This week we encounter the strange juxtaposition of celebrating Dr. Martin Luther King Jr.’s birthday and the inauguration of the next president of the United States. In a stranger twist last week, the president-elect decided to try to school Representative John Lewis about getting more accomplished and doing less talking. The fact that Donald Trump appeared to forget what John Lewis has accomplished in his lifetime showed Trump’s limited understanding of history.

But what the tweets really did was emboldened a group of people to spout off some equally dumb stuff.  In this case, Dinesh D’Souza called Lewis a “minor” figure in the civil rights movement. I decided that D’Souza’s position should be confronted, and I was not alone. Kevin Kruse (@KevinMKruse) did a fine job in his tweetstorm against D’Souza.

But there is a curious thing about the public understanding of the civil rights movement that occurs this time every year and it sounds a little like D’Souza’s tweets about civil rights history without the stupidity he registered. On or about MLK’s national holiday, folks start posting King quotations. They are often powerful and allow us to see why the man stood as such a frame for the movement. The quotations, however, diminish the man and his greatness. Every quote needs some kind of contextualization, and while the “dream” is important, the rest of that speech talks about economic opportunity and that was what got him labeled a communist. For all the praise D’Souza heaped on the Reverend Doctor, King’s rhetorical barbs thrown at those in power in the United States make him a national prophet but in ways that D’Souza does not fully comprehend. For all of those who love the peaceful King, his ability to agitate made his life full of anything but peace.

As I work through his evolving focus on Vietnam, I am struck by his attachment of American racism to both materialism and militarism. The three-headed monster created a nation hellbent on killing to maintain its comfortable lifestyle and that racism allowed white Americans to maintain their status. This King was not welcomed or quoted too frequently during his lifetime or even in the intervening decade after his death. With his condemnation of the war in Vietnam and his chiding that voting rights had not changed  anything regarding economic opportunity for black Americans, MLK rubbed many the wrong way. Few thought of him as a leader after 1965 and by 1967 it had grown worse.

“Never has a long, hot summer dawned quite so early in spring—and never has the Negro leadership approached it in so deep a state of disarray.
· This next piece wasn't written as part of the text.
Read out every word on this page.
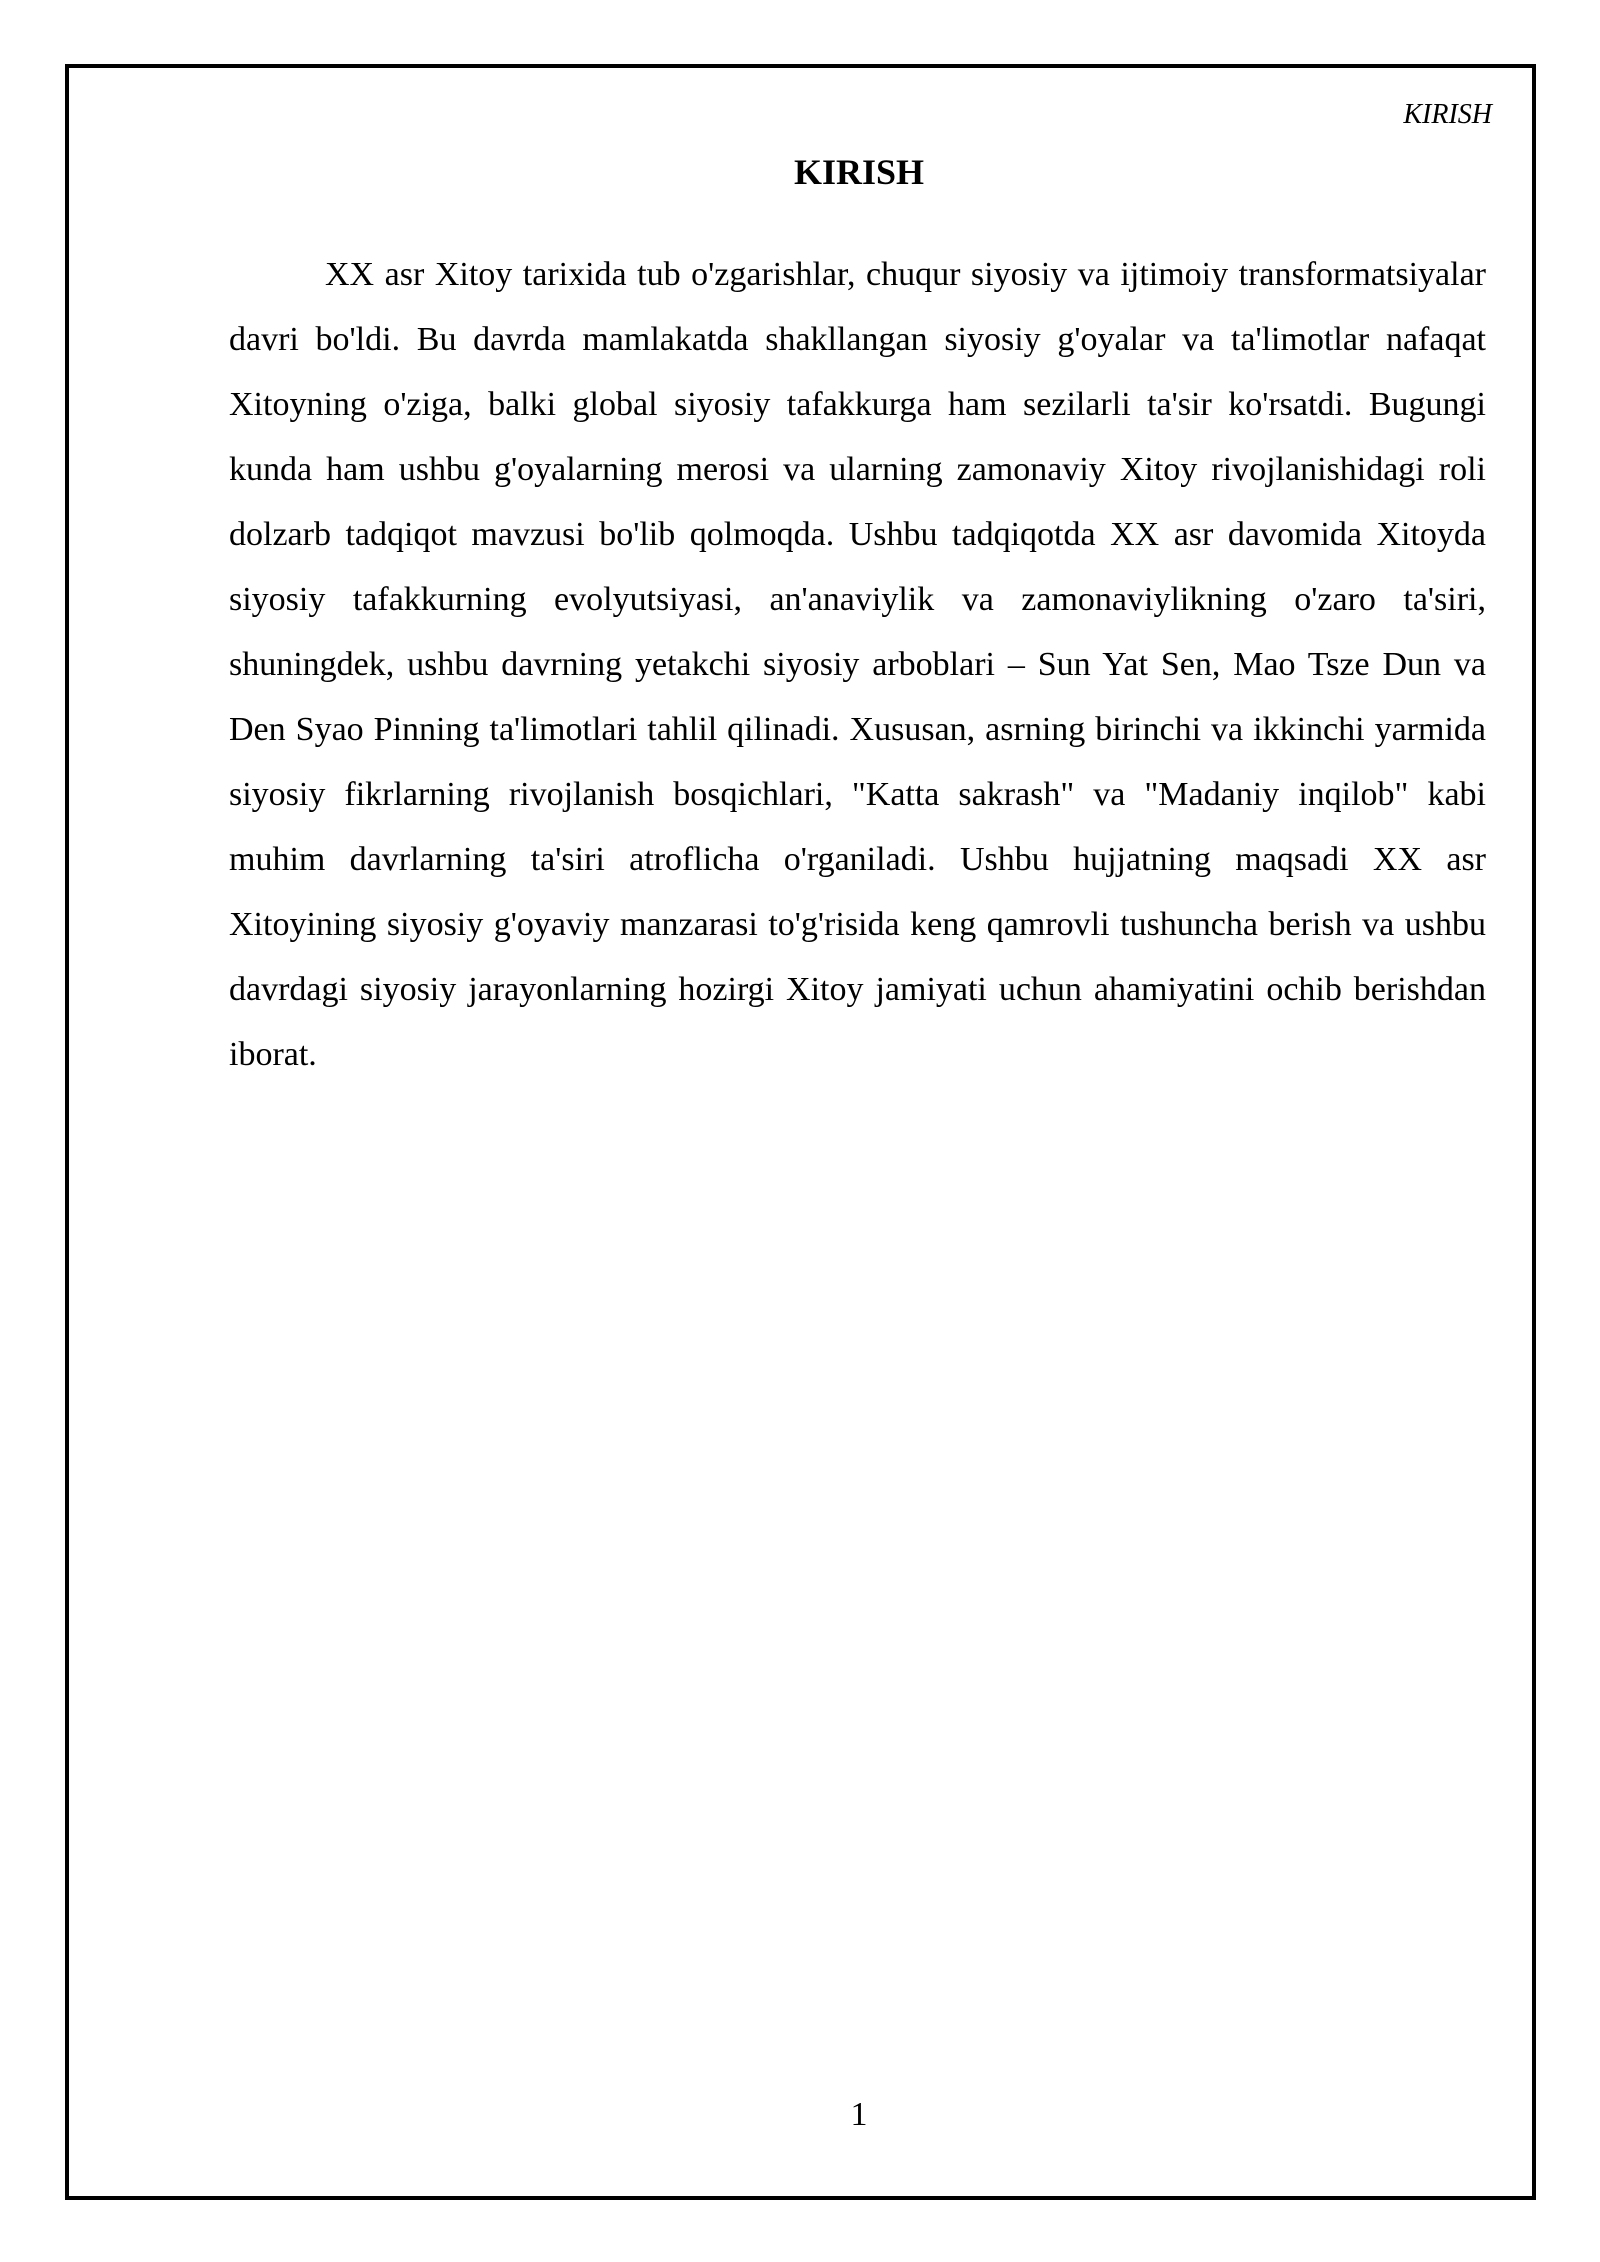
KIRISH
KIRISH

XX asr Xitoy tarixida tub o'zgarishlar, chuqur siyosiy va ijtimoiy transformatsiyalar davri bo'ldi. Bu davrda mamlakatda shakllangan siyosiy g'oyalar va ta'limotlar nafaqat Xitoyning o'ziga, balki global siyosiy tafakkurga ham sezilarli ta'sir ko'rsatdi. Bugungi kunda ham ushbu g'oyalarning merosi va ularning zamonaviy Xitoy rivojlanishidagi roli dolzarb tadqiqot mavzusi bo'lib qolmoqda. Ushbu tadqiqotda XX asr davomida Xitoyda siyosiy tafakkurning evolyutsiyasi, an'anaviylik va zamonaviylikning o'zaro ta'siri, shuningdek, ushbu davrning yetakchi siyosiy arboblari – Sun Yat Sen, Mao Tsze Dun va Den Syao Pinning ta'limotlari tahlil qilinadi. Xususan, asrning birinchi va ikkinchi yarmida siyosiy fikrlarning rivojlanish bosqichlari, "Katta sakrash" va "Madaniy inqilob" kabi muhim davrlarning ta'siri atroflicha o'rganiladi. Ushbu hujjatning maqsadi XX asr Xitoyining siyosiy g'oyaviy manzarasi to'g'risida keng qamrovli tushuncha berish va ushbu davrdagi siyosiy jarayonlarning hozirgi Xitoy jamiyati uchun ahamiyatini ochib berishdan iborat.

1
The civil-rights movement stands at the brink of another riot season, its black constituency more restive than ever, its white allies increasingly disaffected, its own command hopelessly divided over means and even basic ends. ‘The Movement is dead,’ one of its best and most knowledgeable Washington friends said last week. And, if the obituary is premature, it is no less certain that the Negro American has come to an hour of quickening crisis.”

Peter Goldman declared in the May 15, 1967, issue of Newsweek that King had failed to show true leadership by connecting the civil rights movement to the antiwar movement. Even King’s good friend Baynard Rustin had turned on him for attacking the Johnson administration about the war in Vietnam. To others, it appeared King was a leader looking for a movement.  So the celebration we have this week about King the leader should be tempered by the historical reality that he was not completely in control of all events. That said, any tweet, post, or comment that suggests that we should quietly move on with our lives as Dr. King did is a boldface distortion of truth.

His insistence that Americans loved things more than people and war more that peace makes him a radical in every sense of that word. King envisioned a world where when we judge someone by that content of their character we will pay them a living wage and create access for them into the American dream. Anything less is unacceptable. Any activity the federal government pursued that did not follow that objective met his scorn. Business leaders felt his pressure as well on this issue. Economic opportunity in King’s vision meant a leveling of the wealth in this nation. War showed America’s dependence on violence to meet its objectives. For a nation to truly live out the creed that all people are created equal means that violence cannot be a national strategy. In a nation that remains at war for more than sixteen years, King’s quotations should sting us into recognizing that any drone attack on an enemy is an attack on ourselves. He really believed that swords should be shaped into plowshares. For that conviction, King was a threat and unAmerican, something we would likely hurl at him today. And this is the point: he was a prophet because the three-headed monster has not left us.